— Максим! Мы тут присматриваемся к одному пареньку; правда, он из гимназистов, но к нам тянется всерьез.
— Гимназист? — переспросил Пряхин неодобрительно.
Наум улыбнулся.
— Между прочим, он на тебя ссылается. Его фамилия Шумов.
— Андрей? — сразу сменил тон Максим.
— Да, Андрей Шумов.
— Этот не подведет.
Сказал, как резолюцию наложил.
Подписано. Точка.
Так «ввел» он Андрея в революцию, и мог ли тот думать, что перекинется вдруг мостик через непроходимую пропасть, разделявшую тогда двух ни в чем не похожих людей, отца и Максима, и даже слова похожие прозвучат: Максимовы о «буржуйских лавках» с отцовскими о «торжествующем буржуа», которому прокладывают путь идеалисты, перекликнутся…
Но все-таки слова есть только слова, а были же и дела…
Вспомнилось…
Девятнадцатый. Дягилев провалил многих. Решили расправы над товарищами не допустить, вызволить до суда, приговор которого был предрешен.

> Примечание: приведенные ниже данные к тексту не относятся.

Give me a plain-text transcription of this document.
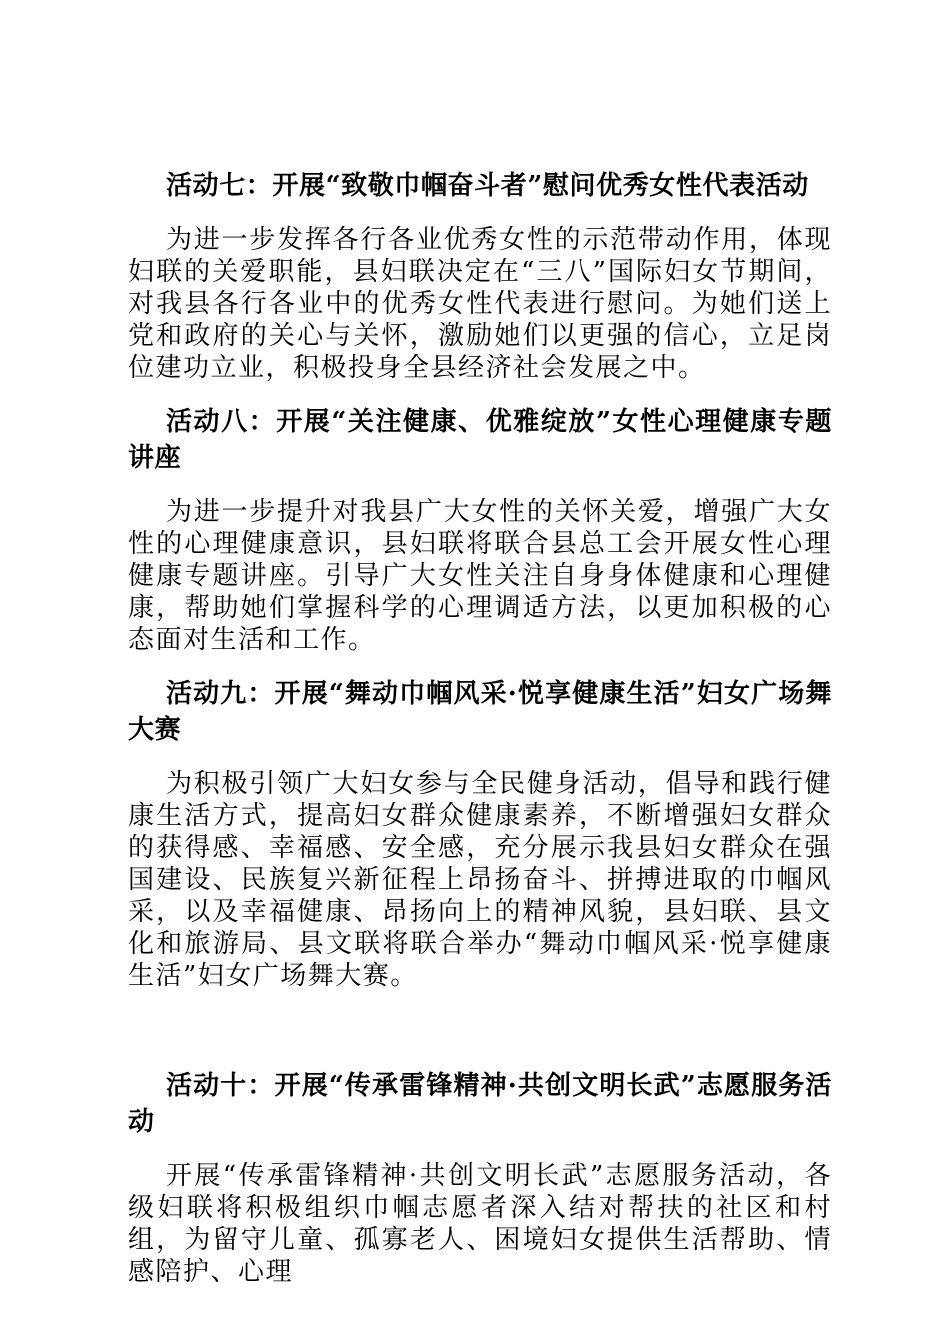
活动七：开展“致敬巾帼奋斗者”慰问优秀女性代表活动

为进一步发挥各行各业优秀女性的示范带动作用，体现妇联的关爱职能，县妇联决定在“三八”国际妇女节期间，对我县各行各业中的优秀女性代表进行慰问。为她们送上党和政府的关心与关怀，激励她们以更强的信心，立足岗位建功立业，积极投身全县经济社会发展之中。

活动八：开展“关注健康、优雅绽放”女性心理健康专题讲座

为进一步提升对我县广大女性的关怀关爱，增强广大女性的心理健康意识，县妇联将联合县总工会开展女性心理健康专题讲座。引导广大女性关注自身身体健康和心理健康，帮助她们掌握科学的心理调适方法，以更加积极的心态面对生活和工作。

活动九：开展“舞动巾帼风采·悦享健康生活”妇女广场舞大赛

为积极引领广大妇女参与全民健身活动，倡导和践行健康生活方式，提高妇女群众健康素养，不断增强妇女群众的获得感、幸福感、安全感，充分展示我县妇女群众在强国建设、民族复兴新征程上昂扬奋斗、拼搏进取的巾帼风采，以及幸福健康、昂扬向上的精神风貌，县妇联、县文化和旅游局、县文联将联合举办“舞动巾帼风采·悦享健康生活”妇女广场舞大赛。

活动十：开展“传承雷锋精神·共创文明长武”志愿服务活动

开展“传承雷锋精神·共创文明长武”志愿服务活动，各级妇联将积极组织巾帼志愿者深入结对帮扶的社区和村组，为留守儿童、孤寡老人、困境妇女提供生活帮助、情感陪护、心理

Содержались арестованные в здании бывшего полицейского участка, где при царе еще довелось побывать Максиму — был задержан по подозрению, — и он хорошо запомнил внутреннее расположение.
Нанося мягким толстым карандашом, которым обычно пользуются плотники, широкие линии на большой бумажный лист, Максим пояснял:
— Кордегардия вот здесь. Это выход во двор, куда арестантов на прогулку выводят. Стена, понятно, капитальная.
— Ворота обиты листовым железом, — заметил Наум.
— Точно. Но отворяются.
— Сезам, отворись?
О Сезаме Максим не слыхал, но сказал твердо:
— Обойдемся без Сезама. Раз в неделю они штыб во двор завозят, арестованных выгоняют разгружать, засыпать в котельную.
Наум сразу понял.
— Это заслуживает внимания.
Обсуждали, однако, долго. Все согласились, что успех зависит от того, удастся ли развернуть подводу так, чтобы охрана не смогла закрыть ворота. Иначе — ловушка во дворе.
— Это я беру на себя, — предложил Максим безапелляционно.
Приняли без возражений.
Была еще одна деталь.
Требовалось вовремя дать знать заключенным товарищам, что все идет по плану. Сам план предполагалось передать в тюрьму заблаговременно. Задумано было так. Первая подвода въезжает во двор, а вторая задерживается, пока не выведут арестованных, и только тогда появляется. Возчик — Максим. Он блокирует ворота, заключенные нападают на охрану, с улицы врывается боевая группа. Но люди во дворе должны знать, что за стеной все идет по плану.
— Они должны получить сигнал, подтверждающий нашу готовность, — сказал Наум.
— Шарик запустим, — откликнулся Максим, как о давно решенном.
— Какой шарик?
— Обыкновенный. Надувной. Их на Соборной продают сколько хочешь.
— Ну, и что?
— Просто. — Пряхин кивнул в сторону Шумова: — Вот он с барышней и с шариком будет по улице прогуливаться. Когда увидит нас с подводами — значит, порядок, не перехватили. Шарик выпустит, он над стеной подымется. Со двора хорошо видно.
Наум засомневался.
— Не легкомысленно ли?
— Проверено.
— Кем?
— Революционерами, — ушел от прямого ответа Пряхин.
Наум почесал переносицу.
— Мне кажется, я где-то читал такое.
— У Кропоткина, — подсказал Шумов. — В воспоминаниях. Он там свой побег описал.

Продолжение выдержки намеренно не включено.